A battle for the future of the ocean shoreline is shaping up at Georgica Beach in East Hampton, and, as state and local officials nudge the matter slowly toward a court showdown, the beachgoing public’s right to use the beaches is threatened. The dispute points to a difficult time ahead in which the self-interest of waterfront property owners will be increasingly at odds with the desires — and rights — of the public.
East Hampton Village officials are likely to sue a beachfront homeowner who had a bizarre Guantanamo of steel poles installed at the seaward edge of her property in August following serious erosion as Tropical Storm Irene approached. Georgica Beach has been a mess in the last couple of weeks, with anyone hoping to walk west from the village parking lot at high tide forced to duck under the barrier and submit to the gaze of what appears to be a security camera.
Molly Zweig, the property owner, has so far defied the village’s citations for putting in the fence without permits. She, or a representative, was supposed to meet today with the State Department of Environmental Conservation, which is apparently seeking a resolution out of court. Ms. Zweig will undoubtedly claim she is protecting her property; The state should see it as a landgrab and violation of its own regulations.
To the east, things were not much better, with older rock revetments and perpendicular jetties making access difficult. Predictions are that sea level will continue to rise, bringing more, and more rapid, erosion — and more conflicts like that brought on by Ms. Zweig.
This is not just an issue along the ocean, however.
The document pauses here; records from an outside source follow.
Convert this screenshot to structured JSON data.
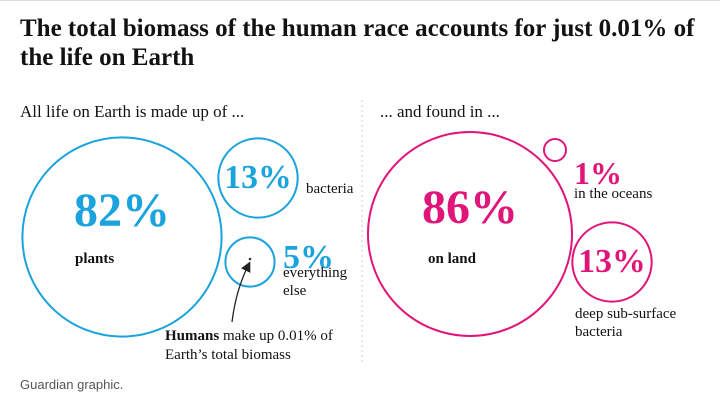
{
  "title": "The total biomass of the human race accounts for just 0.01% of the life on Earth",
  "source": "Guardian graphic.",
  "chart_data": [
    {
      "type": "bubble",
      "subtitle": "All life on Earth is made up of ...",
      "categories": [
        "plants",
        "bacteria",
        "everything else"
      ],
      "values": [
        82,
        13,
        5
      ],
      "value_labels": [
        "82%",
        "13%",
        "5%"
      ],
      "color": "#1aa3dd",
      "annotation": {
        "bold": "Humans",
        "text": "make up 0.01% of Earth’s total biomass"
      }
    },
    {
      "type": "bubble",
      "subtitle": "... and found in ...",
      "categories": [
        "on land",
        "in the oceans",
        "deep sub-surface bacteria"
      ],
      "values": [
        86,
        1,
        13
      ],
      "value_labels": [
        "86%",
        "1%",
        "13%"
      ],
      "color": "#e0157a"
    }
  ]
}
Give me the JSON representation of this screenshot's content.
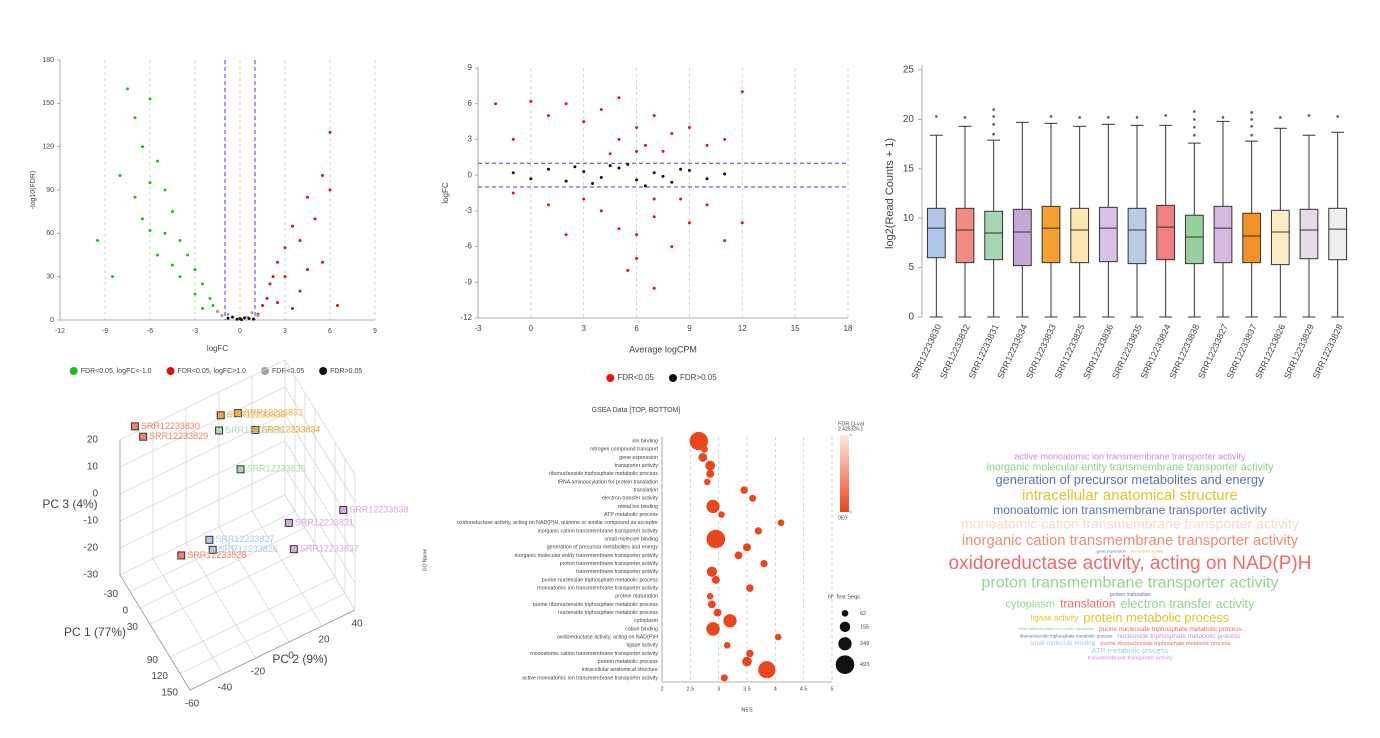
{
  "chart_data": [
    {
      "type": "scatter",
      "xlabel": "logFC",
      "ylabel": "-log10(FDR)",
      "xlim": [
        -12,
        9
      ],
      "xticks": [
        -12,
        -9,
        -6,
        -3,
        0,
        3,
        6,
        9
      ],
      "ylim": [
        0,
        180
      ],
      "yticks": [
        0,
        30,
        60,
        90,
        120,
        150,
        180
      ],
      "grid": "x",
      "legend": "bottom",
      "threshold_lines": {
        "orientation": "vertical",
        "values": [
          -1,
          1
        ],
        "color": "#3a3aff"
      },
      "series": [
        {
          "name": "FDR<0.05, logFC<-1.0",
          "color": "#22bb22",
          "x": [
            -7.5,
            -6,
            -7,
            -6.5,
            -8,
            -5.5,
            -6,
            -7,
            -5,
            -4.5,
            -6.5,
            -5,
            -4,
            -9.5,
            -3.5,
            -5.5,
            -3,
            -4,
            -2.5,
            -3,
            -2,
            -1.8,
            -1.5,
            -2.5,
            -4.5,
            -6,
            -8.5
          ],
          "y": [
            160,
            153,
            140,
            120,
            100,
            110,
            95,
            85,
            90,
            75,
            70,
            60,
            55,
            55,
            45,
            45,
            35,
            30,
            25,
            18,
            15,
            10,
            6,
            8,
            38,
            62,
            30
          ]
        },
        {
          "name": "FDR<0.05, logFC>1.0",
          "color": "#dd1111",
          "x": [
            6,
            5.5,
            6,
            4.5,
            5,
            3.5,
            4,
            3,
            5.5,
            2.5,
            3,
            2,
            4,
            1.8,
            1.5,
            2.5,
            6.5,
            3.5,
            1.2,
            4.5,
            2.2
          ],
          "y": [
            130,
            100,
            90,
            85,
            70,
            65,
            55,
            50,
            40,
            40,
            30,
            25,
            20,
            15,
            10,
            12,
            10,
            8,
            4,
            35,
            30
          ]
        },
        {
          "name": "FDR<0.05",
          "color": "#a0a0a0",
          "x": [
            -1.5,
            -0.8,
            0.8,
            1.2,
            -1.2,
            0.5
          ],
          "y": [
            6,
            4,
            5,
            3,
            3,
            2
          ]
        },
        {
          "name": "FDR>0.05",
          "color": "#111111",
          "x": [
            -0.5,
            0,
            0.3,
            -0.2,
            0.6,
            -0.8,
            0.9,
            0.1
          ],
          "y": [
            2,
            1,
            1.5,
            0.5,
            1,
            1.2,
            0.6,
            0.3
          ]
        }
      ]
    },
    {
      "type": "scatter",
      "xlabel": "Average logCPM",
      "ylabel": "logFC",
      "xlim": [
        -3,
        18
      ],
      "xticks": [
        -3,
        0,
        3,
        6,
        9,
        12,
        15,
        18
      ],
      "ylim": [
        -12,
        9
      ],
      "yticks": [
        -12,
        -9,
        -6,
        -3,
        0,
        3,
        6,
        9
      ],
      "grid": "x",
      "legend": "bottom",
      "threshold_lines": {
        "orientation": "horizontal",
        "values": [
          -1,
          1
        ],
        "color": "#3a3aff"
      },
      "series": [
        {
          "name": "FDR<0.05",
          "color": "#ee1111",
          "x": [
            0,
            1,
            2,
            3,
            4,
            5,
            6,
            7,
            8,
            9,
            10,
            11,
            12,
            -1,
            -2,
            5,
            6.5,
            7.5,
            4,
            5,
            6,
            7,
            8,
            9,
            10,
            11,
            3,
            2,
            1,
            6,
            7,
            5.5,
            8.5,
            6,
            4.5,
            7,
            12,
            -1
          ],
          "y": [
            6.2,
            5,
            6,
            4.5,
            5.5,
            6.5,
            4,
            5,
            3.5,
            4,
            2.5,
            3,
            7,
            3,
            6,
            3,
            2.5,
            2,
            -3,
            -4.5,
            -5,
            -3.5,
            -6,
            -4,
            -2.5,
            -5.5,
            -2,
            -5,
            -2.5,
            -7,
            -9.5,
            -8,
            -2,
            2,
            1.8,
            -2,
            -4,
            -1.5
          ]
        },
        {
          "name": "FDR>0.05",
          "color": "#111111",
          "x": [
            -1,
            0,
            1,
            2,
            3,
            4,
            5,
            6,
            7,
            8,
            9,
            10,
            11,
            5.5,
            6.5,
            3.5,
            4.5,
            7.5,
            2.5,
            8.5
          ],
          "y": [
            0.2,
            -0.3,
            0.5,
            -0.5,
            0.3,
            -0.2,
            0.6,
            -0.4,
            0.2,
            -0.6,
            0.4,
            -0.3,
            0.1,
            0.9,
            -0.9,
            -0.7,
            0.8,
            -0.1,
            0.7,
            0.5
          ]
        }
      ]
    },
    {
      "type": "box",
      "ylabel": "log2(Read Counts + 1)",
      "ylim": [
        0,
        25
      ],
      "yticks": [
        0,
        5,
        10,
        15,
        20,
        25
      ],
      "categories": [
        "SRR12233830",
        "SRR12233832",
        "SRR12233831",
        "SRR12233834",
        "SRR12233833",
        "SRR12233825",
        "SRR12233836",
        "SRR12233835",
        "SRR12233824",
        "SRR12233838",
        "SRR12233827",
        "SRR12233837",
        "SRR12233826",
        "SRR12233829",
        "SRR12233828"
      ],
      "colors": [
        "#aec7e8",
        "#f28b82",
        "#a8d5b2",
        "#c9a6d9",
        "#f5a033",
        "#fde8b5",
        "#d8c0e6",
        "#b8cde8",
        "#f07f7f",
        "#98d0a0",
        "#d7b8e0",
        "#f09228",
        "#fdebc6",
        "#e5dce8",
        "#eeeeee"
      ],
      "boxes": [
        {
          "min": 0,
          "q1": 6,
          "median": 9,
          "q3": 11,
          "max": 18.4,
          "outliers": [
            20.3
          ]
        },
        {
          "min": 0,
          "q1": 5.5,
          "median": 8.8,
          "q3": 11,
          "max": 19.3,
          "outliers": [
            20.2
          ]
        },
        {
          "min": 0,
          "q1": 5.8,
          "median": 8.5,
          "q3": 10.7,
          "max": 17.9,
          "outliers": [
            18.5,
            19.5,
            20.3,
            21
          ]
        },
        {
          "min": 0,
          "q1": 5.2,
          "median": 8.6,
          "q3": 10.9,
          "max": 19.7,
          "outliers": []
        },
        {
          "min": 0,
          "q1": 5.5,
          "median": 9,
          "q3": 11.2,
          "max": 19.6,
          "outliers": [
            20.3
          ]
        },
        {
          "min": 0,
          "q1": 5.5,
          "median": 8.8,
          "q3": 11,
          "max": 19.3,
          "outliers": [
            20.2
          ]
        },
        {
          "min": 0,
          "q1": 5.6,
          "median": 9,
          "q3": 11.1,
          "max": 19.5,
          "outliers": [
            20.2
          ]
        },
        {
          "min": 0,
          "q1": 5.4,
          "median": 8.8,
          "q3": 11,
          "max": 19.4,
          "outliers": [
            20.2
          ]
        },
        {
          "min": 0,
          "q1": 5.8,
          "median": 9.1,
          "q3": 11.3,
          "max": 19.4,
          "outliers": [
            20.4
          ]
        },
        {
          "min": 0,
          "q1": 5.4,
          "median": 8.1,
          "q3": 10.3,
          "max": 17.6,
          "outliers": [
            18.4,
            19.2,
            20,
            20.8
          ]
        },
        {
          "min": 0,
          "q1": 5.5,
          "median": 9,
          "q3": 11.2,
          "max": 19.8,
          "outliers": [
            20.2
          ]
        },
        {
          "min": 0,
          "q1": 5.5,
          "median": 8.2,
          "q3": 10.5,
          "max": 17.8,
          "outliers": [
            18.4,
            19.3,
            20,
            20.7
          ]
        },
        {
          "min": 0,
          "q1": 5.3,
          "median": 8.6,
          "q3": 10.8,
          "max": 19.1,
          "outliers": [
            20.2
          ]
        },
        {
          "min": 0,
          "q1": 5.9,
          "median": 8.8,
          "q3": 10.9,
          "max": 18.4,
          "outliers": [
            20.4
          ]
        },
        {
          "min": 0,
          "q1": 5.8,
          "median": 8.9,
          "q3": 11,
          "max": 18.7,
          "outliers": [
            20.3
          ]
        }
      ]
    },
    {
      "type": "scatter3d",
      "xlabel": "PC 1 (77%)",
      "ylabel": "PC 2 (9%)",
      "zlabel": "PC 3 (4%)",
      "xlim": [
        -60,
        150
      ],
      "xticks": [
        -30,
        0,
        30,
        90,
        120,
        150
      ],
      "ylim": [
        -60,
        40
      ],
      "yticks": [
        -60,
        -40,
        -20,
        0,
        20,
        40
      ],
      "zlim": [
        -30,
        20
      ],
      "zticks": [
        -30,
        -20,
        -10,
        0,
        10,
        20
      ],
      "points": [
        {
          "name": "SRR12233830",
          "color": "#f08070",
          "x": -50,
          "y": -53,
          "z": 25
        },
        {
          "name": "SRR12233829",
          "color": "#f08070",
          "x": -45,
          "y": -49,
          "z": 21
        },
        {
          "name": "SRR12233832",
          "color": "#f5b14a",
          "x": -40,
          "y": 7.5,
          "z": 14
        },
        {
          "name": "SRR12233833",
          "color": "#e8a84a",
          "x": -45,
          "y": -2,
          "z": 15
        },
        {
          "name": "SRR12233834",
          "color": "#f5a030",
          "x": -35,
          "y": 17,
          "z": 6
        },
        {
          "name": "SRR12233836",
          "color": "#a8d8b0",
          "x": -40,
          "y": -4,
          "z": 11
        },
        {
          "name": "SRR12233835",
          "color": "#a8d8b0",
          "x": -20,
          "y": 5,
          "z": -2
        },
        {
          "name": "SRR12233838",
          "color": "#d8a8e0",
          "x": 100,
          "y": 43,
          "z": -4
        },
        {
          "name": "SRR12233831",
          "color": "#d8a8e0",
          "x": 100,
          "y": 10,
          "z": 1
        },
        {
          "name": "SRR12233837",
          "color": "#d8a8e0",
          "x": 110,
          "y": 11,
          "z": -7
        },
        {
          "name": "SRR12233827",
          "color": "#aec8e8",
          "x": 20,
          "y": -22,
          "z": -12
        },
        {
          "name": "SRR12233826",
          "color": "#aec8e8",
          "x": 25,
          "y": -21,
          "z": -15
        },
        {
          "name": "SRR12233828",
          "color": "#f08070",
          "x": 0,
          "y": -35,
          "z": -18
        }
      ]
    },
    {
      "type": "dot",
      "title": "GSEA Data [TOP, BOTTOM]",
      "xlabel": "NES",
      "ylabel": "GO Name",
      "xlim": [
        2,
        5
      ],
      "xticks": [
        2,
        2.5,
        3,
        3.5,
        4,
        4.5,
        5
      ],
      "grid": "x",
      "colorbar": {
        "title": "FDR Q-val",
        "range": [
          0,
          0.2425326
        ],
        "colors": [
          "#e8461e",
          "#fde9e2"
        ],
        "ticks": [
          {
            "value": 0.2425326,
            "label": "2.425326-1"
          },
          {
            "value": 0,
            "label": "0E0"
          }
        ]
      },
      "size_legend": {
        "title": "N° Test Seqs",
        "values": [
          62,
          155,
          249,
          493
        ]
      },
      "categories": [
        "ion binding",
        "nitrogen compound transport",
        "gene expression",
        "transporter activity",
        "ribonucleoside triphosphate metabolic process",
        "tRNA aminoacylation for protein translation",
        "translation",
        "electron transfer activity",
        "metal ion binding",
        "ATP metabolic process",
        "oxidoreductase activity, acting on NAD(P)H, quinone or similar compound as acceptor",
        "inorganic cation transmembrane transporter activity",
        "small molecule binding",
        "generation of precursor metabolites and energy",
        "inorganic molecular entity transmembrane transporter activity",
        "proton transmembrane transporter activity",
        "transmembrane transporter activity",
        "purine nucleoside triphosphate metabolic process",
        "monoatomic ion transmembrane transporter activity",
        "protein maturation",
        "purine ribonucleoside triphosphate metabolic process",
        "nucleoside triphosphate metabolic process",
        "cytoplasm",
        "cation binding",
        "oxidoreductase activity, acting on NAD(P)H",
        "ligase activity",
        "monoatomic cation transmembrane transporter activity",
        "protein metabolic process",
        "intracellular anatomical structure",
        "active monoatomic ion transmembrane transporter activity"
      ],
      "nes": [
        2.65,
        2.75,
        2.72,
        2.85,
        2.85,
        2.8,
        3.45,
        3.6,
        2.9,
        3.05,
        4.1,
        3.7,
        2.95,
        3.5,
        3.35,
        3.8,
        2.88,
        2.95,
        3.55,
        2.85,
        2.88,
        2.98,
        3.2,
        2.9,
        4.05,
        3.15,
        3.55,
        3.5,
        3.85,
        3.1
      ],
      "sizes": [
        480,
        70,
        110,
        140,
        90,
        62,
        80,
        70,
        250,
        62,
        62,
        75,
        493,
        90,
        85,
        75,
        150,
        90,
        80,
        62,
        85,
        90,
        250,
        260,
        62,
        62,
        80,
        130,
        420,
        70
      ],
      "fdr": [
        0,
        0.01,
        0,
        0,
        0,
        0.01,
        0,
        0,
        0,
        0,
        0,
        0,
        0,
        0,
        0,
        0,
        0,
        0,
        0,
        0.01,
        0,
        0,
        0,
        0,
        0,
        0,
        0,
        0,
        0,
        0
      ]
    },
    {
      "type": "wordcloud",
      "rows": [
        [
          {
            "text": "active monoatomic ion transmembrane transporter activity",
            "size": 9,
            "color": "#c98fd8"
          }
        ],
        [
          {
            "text": "inorganic molecular entity transmembrane transporter activity",
            "size": 10.6,
            "color": "#8fcf8a"
          }
        ],
        [
          {
            "text": "generation of precursor metabolites and energy",
            "size": 12.8,
            "color": "#5a72b5"
          }
        ],
        [
          {
            "text": "intracellular anatomical structure",
            "size": 15,
            "color": "#e6c22a"
          }
        ],
        [
          {
            "text": "monoatomic ion transmembrane transporter activity",
            "size": 12,
            "color": "#5a72b5"
          }
        ],
        [
          {
            "text": "monoatomic cation transmembrane transporter activity",
            "size": 14,
            "color": "#f8dcc4"
          }
        ],
        [
          {
            "text": "inorganic cation transmembrane transporter activity",
            "size": 14.8,
            "color": "#f28a72"
          }
        ],
        [
          {
            "text": "gene expression",
            "size": 4,
            "color": "#5a72b5"
          },
          {
            "text": "transporter activity",
            "size": 4,
            "color": "#f5b14a"
          }
        ],
        [
          {
            "text": "oxidoreductase activity, acting on NAD(P)H",
            "size": 19,
            "color": "#f06a6a"
          }
        ],
        [
          {
            "text": "proton transmembrane transporter activity",
            "size": 16,
            "color": "#95d395"
          }
        ],
        [
          {
            "text": "protein maturation",
            "size": 5,
            "color": "#5a72b5"
          }
        ],
        [
          {
            "text": "cytoplasm",
            "size": 11,
            "color": "#95d395"
          },
          {
            "text": "translation",
            "size": 12,
            "color": "#f06a6a"
          },
          {
            "text": "electron transfer activity",
            "size": 12.7,
            "color": "#95d395"
          }
        ],
        [
          {
            "text": "ligase activity",
            "size": 8,
            "color": "#e6c22a"
          },
          {
            "text": "protein metabolic process",
            "size": 12.8,
            "color": "#e6c22a"
          }
        ],
        [
          {
            "text": "tRNA aminoacylation for protein translation",
            "size": 4,
            "color": "#8fcf8a"
          },
          {
            "text": "purine nucleoside triphosphate metabolic process",
            "size": 6.5,
            "color": "#f06a6a"
          }
        ],
        [
          {
            "text": "ribonucleoside triphosphate metabolic process",
            "size": 4.5,
            "color": "#5a72b5"
          },
          {
            "text": "nucleoside triphosphate metabolic process",
            "size": 6.5,
            "color": "#c98fd8"
          }
        ],
        [
          {
            "text": "small molecule binding",
            "size": 6.5,
            "color": "#a8c8f0"
          },
          {
            "text": "purine ribonucleoside triphosphate metabolic process",
            "size": 5.5,
            "color": "#f06a6a"
          }
        ],
        [
          {
            "text": "ATP metabolic process",
            "size": 7.5,
            "color": "#a8c8f0"
          }
        ],
        [
          {
            "text": "transmembrane transporter activity",
            "size": 5.5,
            "color": "#c98fd8"
          }
        ]
      ]
    }
  ]
}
For example, the East Hampton Town Zoning Board of Appeals will shortly hear a request from the owner of an Amagansett vacation house at Lazy Point who wants to evade the town’s coastal erosion regulations to install a prohibited stone sea wall. If given the go-ahead, public access along this stretch of beach will be severely limited, if not cut off altogether. We hope the zoning board has the stomach to say no in this case and others.
Life on the beach is a temporary proposition, and those who did not realize this when choosing their properties have only themselves to blame. As at Georgica, local officials across the East End will need to stand tough in order to maintain the people’s right of passage against an onslaught from property owners and their lawyers. Too many mistakes were made in the past in allowing houses where they should not be and then approving shore-hardening structures to protect them, robbing the public of its beaches. It is time to draw a line in the sand — while there still is enough sand on which to draw.